Cazibeli Mekke şehri tüm maneviyatı ve konumu ile  artık Müslümanlar için güvenli bir bölge sayılmıyordu.  Müşriklerin Müslümanlara ettikleri zulüm ve yaşanan trajik durum  aşırı dereceye ulaşmış ve Müslümanları göçe zorlamıştı.  Müslümanlar ise ana topraklarını terk edip diğer diyarlara sığınmak zorunda kalmışlardı. Böylece Müslümanlar daha az baskı altında kalacakları  bir diyar arayışında idiler.   

Medine'nin iyi ve merhametli halkı muhacir Müslümanları   sıcak bir şekilde karşıladılar. Ancak kısa bir zaman sonra Yahudilerin dil yaraları müşriklerin eziyetlerinin yerine geçti. Bu kez de Müslümanlar  yeni bir düşman ile karşı karşıya kalmışlardı.  
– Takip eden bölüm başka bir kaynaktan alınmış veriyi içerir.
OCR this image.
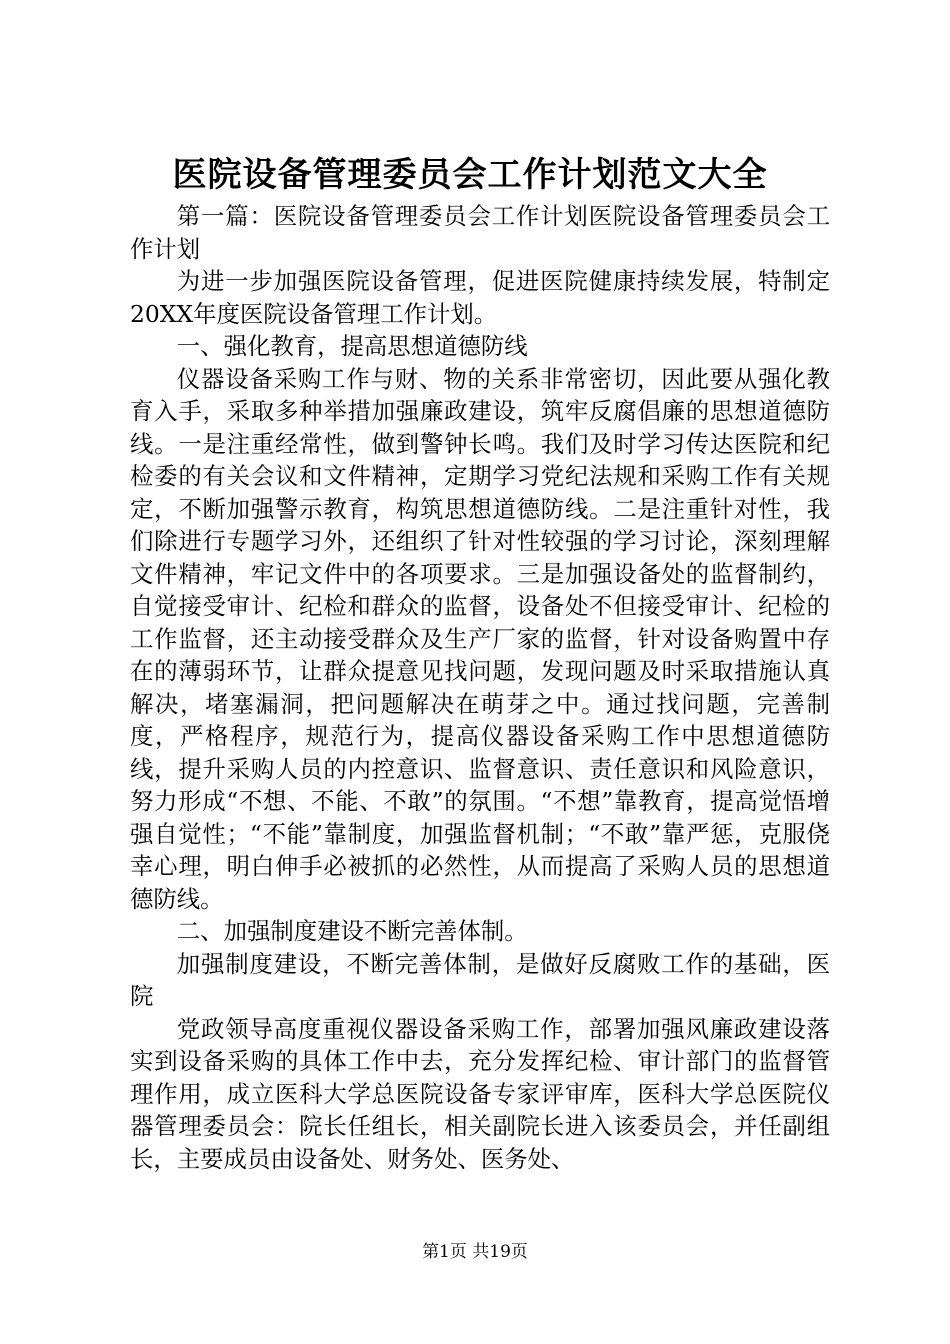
医院设备管理委员会工作计划范文大全

第一篇：医院设备管理委员会工作计划医院设备管理委员会工作计划

为进一步加强医院设备管理，促进医院健康持续发展，特制定20XX年度医院设备管理工作计划。

一、强化教育，提高思想道德防线

仪器设备采购工作与财、物的关系非常密切，因此要从强化教育入手，采取多种举措加强廉政建设，筑牢反腐倡廉的思想道德防线。一是注重经常性，做到警钟长鸣。我们及时学习传达医院和纪检委的有关会议和文件精神，定期学习党纪法规和采购工作有关规定，不断加强警示教育，构筑思想道德防线。二是注重针对性，我们除进行专题学习外，还组织了针对性较强的学习讨论，深刻理解文件精神，牢记文件中的各项要求。三是加强设备处的监督制约，自觉接受审计、纪检和群众的监督，设备处不但接受审计、纪检的工作监督，还主动接受群众及生产厂家的监督，针对设备购置中存在的薄弱环节，让群众提意见找问题，发现问题及时采取措施认真解决，堵塞漏洞，把问题解决在萌芽之中。通过找问题，完善制度，严格程序，规范行为，提高仪器设备采购工作中思想道德防线，提升采购人员的内控意识、监督意识、责任意识和风险意识，努力形成“不想、不能、不敢”的氛围。“不想”靠教育，提高觉悟增强自觉性；“不能”靠制度，加强监督机制；“不敢”靠严惩，克服侥幸心理，明白伸手必被抓的必然性，从而提高了采购人员的思想道德防线。

二、加强制度建设不断完善体制。

加强制度建设，不断完善体制，是做好反腐败工作的基础，医院

党政领导高度重视仪器设备采购工作，部署加强风廉政建设落实到设备采购的具体工作中去，充分发挥纪检、审计部门的监督管理作用，成立医科大学总医院设备专家评审库，医科大学总医院仪器管理委员会：院长任组长，相关副院长进入该委员会，并任副组长，主要成员由设备处、财务处、医务处、

第1页 共19页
Bu arada  kinci ve Yahudi bir şair olan Ka'b bin Eşref  sürekli olarak Peygamber Efendimiz ve yarenlerini  kendi şiirleri ile hedef aldı ve açık bir şekilde müşrikleri  Allah Resulü aleyhinde savaş başlatmaya teşvik etti.  Bu Yahudi şair  ise kendi şiirlerinde Allah Resulünün hicvinde, Müslüman kadınlar ve Peygamberin eşleri hakkında bile gazeller söyleyip Müslümanları aşağılamaya çalışıyordu. 

Yahudi şair Ka'b'ın babası  Arap kabilelerden Beni Nebhan'dan Tayyi aşiretindendi. Annesi ise  Beni Nazir Yahudilerindendi.  Babası öldüğünde  annesi onu kardeşlerinin yanına götürdü. Kab ise Beni Nazir kabilesi arasında yetişti ve Yahudiliği kabul etti.  Kab, yetenekli bir şair, zengin ve güzel bir insan olup kendi dini kardeşlerine mali yardımda bulunan bir insandı.  Onun kalesi ise  Medine'nin güney doğusunda  Beni Nazir mahallesinin arkasında idi. 

Müslümanların Bedir savaşında zafer haberi yayıldığında  Kureyş liderlerinin  öldürüldüğü haberini  duyan Kab ise şöyle dedi:"  Acaba hak bu mu?   Bunlar Arapların büyükleri ve krallarıdırlar.  Ant olsun ki  Muhammed bu kesimi öldürmüşse yer altında yaşamak  üstünden yaşamaktan yeğdir. "

Böylece bu Yahudi şair  Medine kabilelerini  İslam ordusu aleyhinde ayağa kaldırmak istiyordu.  

Kab bununla da yetinmeyip  Mekke'ye gitti ve müşrikler hakkında ağıtlar yakarak Kureyşlilerin kin duygusunu iyice kabarttı ve onların Allah Resulü ile düşmanlıklarının alevini de körükledi ve alenen savaşmaya çağrı yaptı.  Ne zaman Kab, Mekke'de olsa Ebu Sufyan ve diğer müşrikler ona şöyle sorarlardı:"  Acaba bizim dinimizi mi yoksa Muhammed ve yarenlerinin dinini mi beğenirsin? Hangi grup daha fazla iflah olmuştur?  " Kaab bin Eşref ise  şöyle derdi:"  Siz. Siz daha üstün ve daha doğru yolu bulmuş olanlarsınız. "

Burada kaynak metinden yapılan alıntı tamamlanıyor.